山形から鶴岡までは、アマリリス(さとう)さんの運転で、神野さんと3人で移動した。車中、モテない者同士で「どうしたら女の子にモテるだろうね」という話を延々とした。途中、お蕎麦屋さんに寄った。山形の板そばをごちそうになった。最初、靴ひもみたいに感じて、お土産として買っていくほどには思えなかったが、数時間たってから、あとを引く味であった。食べ慣れていなかっただけで、恋しくなる美味しさであった。

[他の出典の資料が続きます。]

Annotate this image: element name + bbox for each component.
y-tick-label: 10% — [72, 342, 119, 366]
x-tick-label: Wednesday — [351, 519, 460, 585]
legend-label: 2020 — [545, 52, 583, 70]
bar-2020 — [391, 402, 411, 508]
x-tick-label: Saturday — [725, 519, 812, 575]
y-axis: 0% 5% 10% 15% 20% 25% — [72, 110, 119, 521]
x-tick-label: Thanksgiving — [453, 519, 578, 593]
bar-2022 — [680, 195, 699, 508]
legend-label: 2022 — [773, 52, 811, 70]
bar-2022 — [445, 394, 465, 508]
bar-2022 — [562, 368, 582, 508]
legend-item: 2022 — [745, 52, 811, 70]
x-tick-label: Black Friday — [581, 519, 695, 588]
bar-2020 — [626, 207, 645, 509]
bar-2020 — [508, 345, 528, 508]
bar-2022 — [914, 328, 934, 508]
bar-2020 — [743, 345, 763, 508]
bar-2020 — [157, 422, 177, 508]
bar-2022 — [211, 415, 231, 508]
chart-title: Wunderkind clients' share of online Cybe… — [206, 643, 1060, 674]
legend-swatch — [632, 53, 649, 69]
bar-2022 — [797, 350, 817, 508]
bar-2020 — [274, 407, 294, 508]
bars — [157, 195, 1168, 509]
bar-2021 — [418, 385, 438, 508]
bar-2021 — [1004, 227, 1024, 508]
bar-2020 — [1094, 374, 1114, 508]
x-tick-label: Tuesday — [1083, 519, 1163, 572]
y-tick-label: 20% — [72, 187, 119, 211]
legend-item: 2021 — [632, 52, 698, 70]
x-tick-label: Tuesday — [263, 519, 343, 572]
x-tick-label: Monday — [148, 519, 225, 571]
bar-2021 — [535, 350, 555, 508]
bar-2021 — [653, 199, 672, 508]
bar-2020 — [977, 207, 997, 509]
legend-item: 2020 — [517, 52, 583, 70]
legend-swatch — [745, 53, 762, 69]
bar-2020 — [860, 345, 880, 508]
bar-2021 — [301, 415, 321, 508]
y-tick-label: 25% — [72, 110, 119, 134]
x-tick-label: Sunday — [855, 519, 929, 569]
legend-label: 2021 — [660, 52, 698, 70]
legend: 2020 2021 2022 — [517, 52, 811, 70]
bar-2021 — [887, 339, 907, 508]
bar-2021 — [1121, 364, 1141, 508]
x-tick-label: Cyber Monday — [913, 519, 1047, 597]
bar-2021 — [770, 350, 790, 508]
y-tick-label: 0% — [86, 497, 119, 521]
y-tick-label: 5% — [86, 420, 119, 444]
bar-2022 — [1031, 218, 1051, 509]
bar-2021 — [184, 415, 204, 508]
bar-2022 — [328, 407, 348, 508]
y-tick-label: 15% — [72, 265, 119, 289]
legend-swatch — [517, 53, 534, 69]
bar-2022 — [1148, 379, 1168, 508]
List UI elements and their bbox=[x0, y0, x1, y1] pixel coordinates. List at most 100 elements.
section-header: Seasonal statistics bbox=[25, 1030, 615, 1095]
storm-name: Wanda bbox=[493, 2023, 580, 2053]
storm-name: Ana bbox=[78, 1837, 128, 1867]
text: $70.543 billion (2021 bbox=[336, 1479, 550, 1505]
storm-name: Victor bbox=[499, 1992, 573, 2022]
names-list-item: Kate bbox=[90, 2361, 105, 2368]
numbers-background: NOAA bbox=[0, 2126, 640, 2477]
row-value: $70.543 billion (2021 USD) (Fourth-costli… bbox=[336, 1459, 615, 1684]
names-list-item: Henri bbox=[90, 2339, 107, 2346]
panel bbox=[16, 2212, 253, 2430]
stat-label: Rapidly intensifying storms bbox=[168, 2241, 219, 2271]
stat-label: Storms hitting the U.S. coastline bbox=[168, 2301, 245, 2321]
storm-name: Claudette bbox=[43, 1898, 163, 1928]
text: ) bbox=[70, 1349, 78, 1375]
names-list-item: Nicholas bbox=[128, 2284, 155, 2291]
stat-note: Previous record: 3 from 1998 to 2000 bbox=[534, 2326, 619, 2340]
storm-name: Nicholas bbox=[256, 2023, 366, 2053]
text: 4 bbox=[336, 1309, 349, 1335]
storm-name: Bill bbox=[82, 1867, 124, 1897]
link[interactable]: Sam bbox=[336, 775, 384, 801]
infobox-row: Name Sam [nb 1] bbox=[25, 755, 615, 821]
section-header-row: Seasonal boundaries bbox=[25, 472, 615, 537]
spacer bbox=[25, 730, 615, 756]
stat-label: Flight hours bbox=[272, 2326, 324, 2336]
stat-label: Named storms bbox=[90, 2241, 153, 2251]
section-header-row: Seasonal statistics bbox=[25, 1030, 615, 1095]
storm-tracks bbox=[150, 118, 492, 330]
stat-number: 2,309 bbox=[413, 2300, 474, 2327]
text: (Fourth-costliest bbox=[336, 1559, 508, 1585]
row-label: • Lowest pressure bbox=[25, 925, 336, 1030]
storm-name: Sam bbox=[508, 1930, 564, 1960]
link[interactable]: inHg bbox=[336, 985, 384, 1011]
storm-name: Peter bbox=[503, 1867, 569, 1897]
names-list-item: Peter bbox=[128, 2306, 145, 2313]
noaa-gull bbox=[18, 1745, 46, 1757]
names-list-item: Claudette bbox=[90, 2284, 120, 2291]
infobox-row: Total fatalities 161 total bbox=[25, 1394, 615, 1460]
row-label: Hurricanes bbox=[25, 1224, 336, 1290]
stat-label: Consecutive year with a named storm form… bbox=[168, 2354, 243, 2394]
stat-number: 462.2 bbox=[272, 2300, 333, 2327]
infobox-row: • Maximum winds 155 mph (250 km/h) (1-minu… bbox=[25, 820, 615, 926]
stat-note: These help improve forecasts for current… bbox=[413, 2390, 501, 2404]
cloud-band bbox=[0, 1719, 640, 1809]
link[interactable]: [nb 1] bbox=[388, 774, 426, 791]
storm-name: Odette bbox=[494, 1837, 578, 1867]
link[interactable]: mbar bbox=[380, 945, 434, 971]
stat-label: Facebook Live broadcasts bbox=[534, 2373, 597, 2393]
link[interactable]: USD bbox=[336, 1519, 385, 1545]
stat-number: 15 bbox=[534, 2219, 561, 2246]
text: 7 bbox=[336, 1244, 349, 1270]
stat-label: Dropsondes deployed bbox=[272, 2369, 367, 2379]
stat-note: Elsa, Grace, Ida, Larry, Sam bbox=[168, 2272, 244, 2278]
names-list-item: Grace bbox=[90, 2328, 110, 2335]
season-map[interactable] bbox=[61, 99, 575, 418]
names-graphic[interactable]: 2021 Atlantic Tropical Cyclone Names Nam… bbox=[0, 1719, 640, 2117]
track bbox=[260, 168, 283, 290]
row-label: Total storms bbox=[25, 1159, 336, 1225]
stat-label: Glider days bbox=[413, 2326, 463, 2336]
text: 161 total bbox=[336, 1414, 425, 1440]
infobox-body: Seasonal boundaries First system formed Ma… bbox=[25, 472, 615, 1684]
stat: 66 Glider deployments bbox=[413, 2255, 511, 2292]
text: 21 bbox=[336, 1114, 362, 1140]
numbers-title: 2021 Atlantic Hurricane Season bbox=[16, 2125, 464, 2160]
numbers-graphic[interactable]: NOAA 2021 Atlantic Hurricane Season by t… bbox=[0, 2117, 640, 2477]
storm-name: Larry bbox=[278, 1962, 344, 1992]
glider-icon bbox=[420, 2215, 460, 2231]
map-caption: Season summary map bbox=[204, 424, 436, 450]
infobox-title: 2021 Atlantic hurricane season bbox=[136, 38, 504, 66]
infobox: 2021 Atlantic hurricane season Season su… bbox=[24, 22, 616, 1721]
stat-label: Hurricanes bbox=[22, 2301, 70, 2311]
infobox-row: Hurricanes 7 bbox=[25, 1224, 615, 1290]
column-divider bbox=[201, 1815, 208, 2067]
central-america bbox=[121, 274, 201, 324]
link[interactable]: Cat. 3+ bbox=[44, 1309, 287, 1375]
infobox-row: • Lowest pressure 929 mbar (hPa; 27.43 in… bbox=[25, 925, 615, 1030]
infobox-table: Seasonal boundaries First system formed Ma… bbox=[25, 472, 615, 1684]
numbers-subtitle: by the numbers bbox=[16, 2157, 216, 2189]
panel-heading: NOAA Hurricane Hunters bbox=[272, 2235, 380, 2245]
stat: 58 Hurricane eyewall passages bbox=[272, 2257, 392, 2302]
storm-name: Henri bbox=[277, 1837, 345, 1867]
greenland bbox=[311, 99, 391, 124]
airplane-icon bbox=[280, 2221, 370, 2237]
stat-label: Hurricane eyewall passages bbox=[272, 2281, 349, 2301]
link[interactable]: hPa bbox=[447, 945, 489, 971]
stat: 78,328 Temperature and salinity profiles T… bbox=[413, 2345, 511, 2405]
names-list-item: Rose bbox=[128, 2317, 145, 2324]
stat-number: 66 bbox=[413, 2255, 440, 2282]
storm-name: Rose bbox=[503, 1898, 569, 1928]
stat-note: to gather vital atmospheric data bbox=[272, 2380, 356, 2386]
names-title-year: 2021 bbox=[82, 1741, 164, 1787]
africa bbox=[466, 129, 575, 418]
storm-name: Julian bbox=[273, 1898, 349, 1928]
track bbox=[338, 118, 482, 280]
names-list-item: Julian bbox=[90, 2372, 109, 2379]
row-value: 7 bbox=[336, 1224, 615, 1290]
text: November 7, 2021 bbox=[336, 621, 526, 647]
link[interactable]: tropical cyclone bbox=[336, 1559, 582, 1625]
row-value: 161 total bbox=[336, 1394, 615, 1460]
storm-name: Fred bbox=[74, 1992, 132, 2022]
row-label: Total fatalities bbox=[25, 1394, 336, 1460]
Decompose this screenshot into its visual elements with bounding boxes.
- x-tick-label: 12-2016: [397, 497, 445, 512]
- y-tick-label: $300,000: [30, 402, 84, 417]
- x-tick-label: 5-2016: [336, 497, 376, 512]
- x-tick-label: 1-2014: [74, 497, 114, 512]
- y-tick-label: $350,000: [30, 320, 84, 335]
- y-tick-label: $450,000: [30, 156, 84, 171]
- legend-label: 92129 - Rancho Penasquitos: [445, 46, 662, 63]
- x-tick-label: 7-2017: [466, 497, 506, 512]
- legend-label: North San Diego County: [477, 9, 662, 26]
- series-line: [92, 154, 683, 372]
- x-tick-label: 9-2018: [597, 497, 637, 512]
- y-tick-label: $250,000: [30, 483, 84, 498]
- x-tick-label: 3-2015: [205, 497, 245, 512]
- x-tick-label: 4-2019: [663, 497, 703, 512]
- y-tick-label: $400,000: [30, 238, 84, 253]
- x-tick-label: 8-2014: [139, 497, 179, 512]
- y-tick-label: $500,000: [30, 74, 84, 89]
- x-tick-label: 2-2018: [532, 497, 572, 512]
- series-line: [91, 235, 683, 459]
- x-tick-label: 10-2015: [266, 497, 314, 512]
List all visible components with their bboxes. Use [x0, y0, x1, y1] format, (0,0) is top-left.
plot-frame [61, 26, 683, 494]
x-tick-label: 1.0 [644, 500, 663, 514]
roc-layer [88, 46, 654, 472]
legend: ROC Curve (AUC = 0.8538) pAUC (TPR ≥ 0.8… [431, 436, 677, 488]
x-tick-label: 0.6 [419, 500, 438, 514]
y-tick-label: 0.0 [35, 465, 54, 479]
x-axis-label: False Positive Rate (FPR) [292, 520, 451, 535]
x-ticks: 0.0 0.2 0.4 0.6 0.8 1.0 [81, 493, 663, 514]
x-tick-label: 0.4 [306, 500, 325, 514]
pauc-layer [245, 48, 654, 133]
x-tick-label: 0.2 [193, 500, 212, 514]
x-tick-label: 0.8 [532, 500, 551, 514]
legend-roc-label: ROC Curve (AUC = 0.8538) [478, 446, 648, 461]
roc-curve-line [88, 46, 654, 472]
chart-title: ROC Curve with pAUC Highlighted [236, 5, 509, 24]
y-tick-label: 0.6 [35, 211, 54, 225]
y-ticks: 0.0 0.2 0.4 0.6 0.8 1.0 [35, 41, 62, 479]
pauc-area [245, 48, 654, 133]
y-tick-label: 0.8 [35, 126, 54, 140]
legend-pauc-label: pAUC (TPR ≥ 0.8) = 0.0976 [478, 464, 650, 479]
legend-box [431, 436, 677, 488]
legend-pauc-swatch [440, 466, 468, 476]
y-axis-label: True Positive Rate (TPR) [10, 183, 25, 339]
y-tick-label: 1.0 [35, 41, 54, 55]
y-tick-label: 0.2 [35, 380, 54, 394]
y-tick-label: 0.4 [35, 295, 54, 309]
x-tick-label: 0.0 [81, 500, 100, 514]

鶴岡なんだ屋さんはデジタルピアノだ。昨日がグランドピアノだったため、最初は違和感があったが、PAの西澤さんが快く対応してくれたため、気持ちよく歌えた。歌う前に、神野さんから、昨日は、急いで歌っているように思えたので、ゆったり歌って下さいねと注意を受けていた。頑張るのではなく、楽しまなければいけない。シーンとした空気、目を閉じている男性、ハンカチで口元を押さえている女の子がステージから見えた。

終演後、打ち上げに参加。みんな気さくで良い人たちだった。「みんな、何を基準に異性を選ぶ?」と質問した。「話が合う人」「空気のような存在」「スタイル」「顔さえよければあとは何でもいい」という人もいた。人に訊いといて、僕は何と答えればよいか迷った。「僕を好きな人」かなと思った。僕のことを好きでなければ何も始まらないからだ。しかし、僕がその人を恋愛対象として見ていなければこれも進んでいかない。どうしたら相思相愛になるか、結局は、わからなかった。

11月30日(土)


山形蔵オビハチはステキなところだった。神野さんに「今日は、どのくらい入りそうですか?」と訊くと、「予約は10人弱です。当日、期待しているんです」と言う。10人弱と聞いて、一瞬、ガクッときたが、神野さんが一所懸命宣伝したにも関わらず、この数字は、いかに自分の名が知られていないからであってしょうがない。リハが終わったころ、ふくちゃんクリニックの木原先生から予約が入ったことを知らされた。僕は嬉しくて数字のことを忘れた。予約と当日の料金が同じだったせいだろうか、最終的には31人の方が見えて、椅子もなんとなく埋まり、ほっとした。

木原先生に、急遽、飛び入りで1曲歌ってもらった。終演後、木原先生を駐車場まで送って行く道すがら話した。「早川さん、20年前ジァンジァンで歌っていたころと比べると、ピアノの音数が多くなりましたね」と言われた。自分ではまったく気づかなかったことなので、ちょっとびっくりした。未だに僕はアドリブで鍵盤を弾くことはまったく出来ず、いつまでたっても、簡単なメロディも綱渡り状態、いつ、ポロッと間違えるかわからないくらい不安定なのに、音数が多くなったとは。

音数が多くて、複雑であれば、多くを語っているとは限らないことは十分承知しているのだけど、もしかしたら、ソロでやる時、心細さを感じて、僕は自分のレベル以上のことをしようとしているのだろうか。その話を神野さんにしたら、「いや、それは、早川さんの演奏中、HONZIや佐久間正英さんの音が聴こえて来るからではないですか」と言われた。木原先生の感受性も神野さんの感受性もステキだなと思った。